Veteran Who Felt Suicidal After Leaving the Army Now Speaks Out to Help Others

A PR expert and advocate for military veterans has spoken out about the lack of mental health support for those leaving the armed forces. 
Olivia Nunn always knew she wanted to follow in her father’s footsteps and join the US Army. Her Korean-American family encouraged her to get an education first so she went to Radford University and was commissioned as an officer after graduation in June 2001.
This was the start of a successful 20-year career where Olivia rose to the rank of Lieutenant-Colonel. But when she decided to leave the army in 2021 to focus on her family, she found herself struggling to cope with adjusting to civilian life, combined with the added stress of an unexpected divorce.

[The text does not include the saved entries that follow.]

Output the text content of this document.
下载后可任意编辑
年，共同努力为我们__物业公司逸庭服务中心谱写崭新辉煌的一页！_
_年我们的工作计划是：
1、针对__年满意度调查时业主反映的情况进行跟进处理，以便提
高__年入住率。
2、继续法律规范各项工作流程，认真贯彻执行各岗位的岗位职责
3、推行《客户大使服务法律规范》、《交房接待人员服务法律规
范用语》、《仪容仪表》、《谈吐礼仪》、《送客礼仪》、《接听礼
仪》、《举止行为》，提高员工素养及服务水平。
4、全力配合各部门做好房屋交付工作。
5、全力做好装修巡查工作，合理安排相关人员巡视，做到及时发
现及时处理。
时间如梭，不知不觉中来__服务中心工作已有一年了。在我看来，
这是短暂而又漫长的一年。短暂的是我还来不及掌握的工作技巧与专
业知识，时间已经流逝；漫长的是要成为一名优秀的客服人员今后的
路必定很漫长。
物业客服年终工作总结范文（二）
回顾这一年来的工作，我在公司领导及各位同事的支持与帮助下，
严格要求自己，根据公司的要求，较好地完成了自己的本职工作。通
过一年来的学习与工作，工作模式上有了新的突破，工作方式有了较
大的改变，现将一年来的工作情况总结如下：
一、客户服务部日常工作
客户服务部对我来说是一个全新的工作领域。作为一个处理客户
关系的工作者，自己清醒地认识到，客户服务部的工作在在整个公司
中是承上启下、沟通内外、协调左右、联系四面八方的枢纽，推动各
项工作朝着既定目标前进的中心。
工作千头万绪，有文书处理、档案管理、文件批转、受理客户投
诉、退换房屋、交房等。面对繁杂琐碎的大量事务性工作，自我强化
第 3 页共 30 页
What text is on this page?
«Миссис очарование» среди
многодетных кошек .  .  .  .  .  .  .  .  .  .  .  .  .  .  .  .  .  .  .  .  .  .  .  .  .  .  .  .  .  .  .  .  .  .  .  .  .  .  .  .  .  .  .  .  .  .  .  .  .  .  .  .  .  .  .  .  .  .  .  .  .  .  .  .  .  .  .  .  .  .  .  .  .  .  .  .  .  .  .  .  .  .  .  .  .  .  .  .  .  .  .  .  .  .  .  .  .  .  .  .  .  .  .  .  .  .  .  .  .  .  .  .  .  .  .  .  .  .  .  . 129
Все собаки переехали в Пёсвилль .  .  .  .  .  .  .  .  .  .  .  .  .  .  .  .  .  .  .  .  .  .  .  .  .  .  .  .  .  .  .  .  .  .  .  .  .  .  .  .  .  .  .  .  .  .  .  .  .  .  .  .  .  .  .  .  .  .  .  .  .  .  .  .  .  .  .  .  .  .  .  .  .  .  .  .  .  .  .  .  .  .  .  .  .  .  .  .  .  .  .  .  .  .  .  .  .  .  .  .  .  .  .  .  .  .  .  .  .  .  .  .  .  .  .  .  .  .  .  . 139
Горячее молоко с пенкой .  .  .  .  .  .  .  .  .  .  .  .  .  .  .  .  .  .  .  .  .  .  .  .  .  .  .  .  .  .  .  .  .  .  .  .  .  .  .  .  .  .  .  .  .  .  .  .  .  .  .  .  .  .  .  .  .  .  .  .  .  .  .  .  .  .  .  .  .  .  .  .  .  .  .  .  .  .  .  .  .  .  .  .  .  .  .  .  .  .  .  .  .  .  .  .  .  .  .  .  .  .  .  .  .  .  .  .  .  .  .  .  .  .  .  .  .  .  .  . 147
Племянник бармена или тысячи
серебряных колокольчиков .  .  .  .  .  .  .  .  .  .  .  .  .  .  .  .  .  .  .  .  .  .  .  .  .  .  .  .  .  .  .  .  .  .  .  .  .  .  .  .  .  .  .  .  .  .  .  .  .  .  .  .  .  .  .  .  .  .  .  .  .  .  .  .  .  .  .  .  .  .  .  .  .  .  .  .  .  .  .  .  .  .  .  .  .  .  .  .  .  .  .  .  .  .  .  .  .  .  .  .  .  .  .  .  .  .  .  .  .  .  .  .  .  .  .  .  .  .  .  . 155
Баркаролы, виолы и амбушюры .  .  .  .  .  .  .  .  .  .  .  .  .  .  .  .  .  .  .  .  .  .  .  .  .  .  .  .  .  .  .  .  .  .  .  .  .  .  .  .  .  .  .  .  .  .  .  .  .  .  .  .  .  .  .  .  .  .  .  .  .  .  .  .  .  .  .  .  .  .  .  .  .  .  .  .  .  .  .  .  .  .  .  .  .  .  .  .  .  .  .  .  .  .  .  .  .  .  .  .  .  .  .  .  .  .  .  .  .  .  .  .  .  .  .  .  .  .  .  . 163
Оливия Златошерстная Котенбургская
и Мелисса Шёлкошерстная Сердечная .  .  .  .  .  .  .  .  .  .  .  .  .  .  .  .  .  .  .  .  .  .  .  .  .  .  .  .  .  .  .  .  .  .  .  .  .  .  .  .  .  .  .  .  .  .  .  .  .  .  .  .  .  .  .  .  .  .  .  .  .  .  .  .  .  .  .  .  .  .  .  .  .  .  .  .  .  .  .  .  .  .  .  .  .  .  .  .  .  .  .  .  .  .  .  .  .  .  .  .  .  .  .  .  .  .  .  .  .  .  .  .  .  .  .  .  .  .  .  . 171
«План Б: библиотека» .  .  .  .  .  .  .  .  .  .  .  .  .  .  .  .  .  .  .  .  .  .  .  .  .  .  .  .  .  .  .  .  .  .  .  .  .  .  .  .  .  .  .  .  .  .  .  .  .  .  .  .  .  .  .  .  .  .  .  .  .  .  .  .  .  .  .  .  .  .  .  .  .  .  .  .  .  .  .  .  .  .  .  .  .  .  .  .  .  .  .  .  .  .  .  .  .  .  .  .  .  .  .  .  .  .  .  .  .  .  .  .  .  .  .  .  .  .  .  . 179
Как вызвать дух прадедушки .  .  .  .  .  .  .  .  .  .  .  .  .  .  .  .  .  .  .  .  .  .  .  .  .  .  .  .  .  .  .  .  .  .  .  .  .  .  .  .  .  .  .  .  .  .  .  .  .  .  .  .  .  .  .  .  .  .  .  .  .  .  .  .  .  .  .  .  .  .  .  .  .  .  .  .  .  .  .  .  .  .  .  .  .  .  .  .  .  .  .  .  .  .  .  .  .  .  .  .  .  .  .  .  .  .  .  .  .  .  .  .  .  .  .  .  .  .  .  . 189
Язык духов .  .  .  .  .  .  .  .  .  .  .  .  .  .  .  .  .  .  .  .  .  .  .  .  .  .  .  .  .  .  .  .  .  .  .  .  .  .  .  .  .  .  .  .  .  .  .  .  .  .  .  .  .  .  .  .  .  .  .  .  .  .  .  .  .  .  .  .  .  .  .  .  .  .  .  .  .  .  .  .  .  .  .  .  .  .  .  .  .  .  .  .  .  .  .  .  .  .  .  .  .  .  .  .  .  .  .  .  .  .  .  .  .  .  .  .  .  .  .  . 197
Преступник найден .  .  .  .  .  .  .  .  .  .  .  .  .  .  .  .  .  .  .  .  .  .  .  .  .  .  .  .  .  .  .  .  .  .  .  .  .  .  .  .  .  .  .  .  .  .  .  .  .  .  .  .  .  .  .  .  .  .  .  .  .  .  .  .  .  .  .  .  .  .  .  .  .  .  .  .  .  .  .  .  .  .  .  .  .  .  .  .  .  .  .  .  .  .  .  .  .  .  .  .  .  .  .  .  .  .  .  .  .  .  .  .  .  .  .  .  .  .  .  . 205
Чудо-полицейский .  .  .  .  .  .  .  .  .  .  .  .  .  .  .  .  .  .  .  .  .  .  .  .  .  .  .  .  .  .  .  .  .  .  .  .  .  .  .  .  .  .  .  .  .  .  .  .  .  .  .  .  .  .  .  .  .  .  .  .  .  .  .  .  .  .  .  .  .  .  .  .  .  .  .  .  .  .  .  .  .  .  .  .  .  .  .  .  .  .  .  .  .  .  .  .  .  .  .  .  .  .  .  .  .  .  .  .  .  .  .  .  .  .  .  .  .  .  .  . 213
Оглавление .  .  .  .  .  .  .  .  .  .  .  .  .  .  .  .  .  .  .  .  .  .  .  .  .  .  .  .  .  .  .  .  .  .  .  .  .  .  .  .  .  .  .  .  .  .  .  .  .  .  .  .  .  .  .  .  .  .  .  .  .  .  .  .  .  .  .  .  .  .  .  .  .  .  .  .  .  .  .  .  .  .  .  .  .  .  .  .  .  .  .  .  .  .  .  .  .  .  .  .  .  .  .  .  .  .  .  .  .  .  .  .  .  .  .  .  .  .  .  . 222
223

The 44-year-old from Alexandria, Virginia, said: “I thoroughly enjoyed the work I did in the army but there comes a point when you know it is time to hang up your boots. I had my two children later in my career and it was hard to be an amazing soldier and an amazing mom.
“When I got out and my marriage broke down, it sent me on a downward spiral. I started to plan my suicide. I was a type A personality, like many people in the military, and it was hard for me to ask for help.”
When Olivia did find the courage to seek help, she found there was a lack of resources available to help veterans like her or their families and caregivers. At her lowest point, she started making plans to run in front of a bus near her home but the thought of her two children stopped her just in time.
Olivia is now a public speaker and actively campaigns for more mental health support for people when they leave the armed forces. She has also founded her own PR agency – Olivia Nunn Communications, where she helps businesses build effective brand and social media strategies.
She said: “Nobody really wants to end their life. I was tired and felt alone and felt like I was a burden on my family.”
“In the military, there is a culture of suck it up and drive on. I am really open about the need to break the silence and change the narrative. That it’s ok to not be ok. There’s no shame in asking for help, no one will see you as weak.”
During her 20-year career in the US Army, Olivia spent 10 years as a chemical biological radiological nuclear officer, a combat support officer role, defending against the threat of biological and chemical weapons. She was deployed to Iraq three times and was often the only woman in her formation. 
She then moved into a communications role, which gave her the chance to use her love of storytelling and natural creativity to benefit the US Army. 
Olivia added: “The army taught me about ethics and integrity and that is something which is so important to my own business. I now work with start-ups and smaller businesses who need help with brand management or who need a consistent foothold on social media.
“People don’t tell me what to do any more. I am the master and commander of my own destiny.”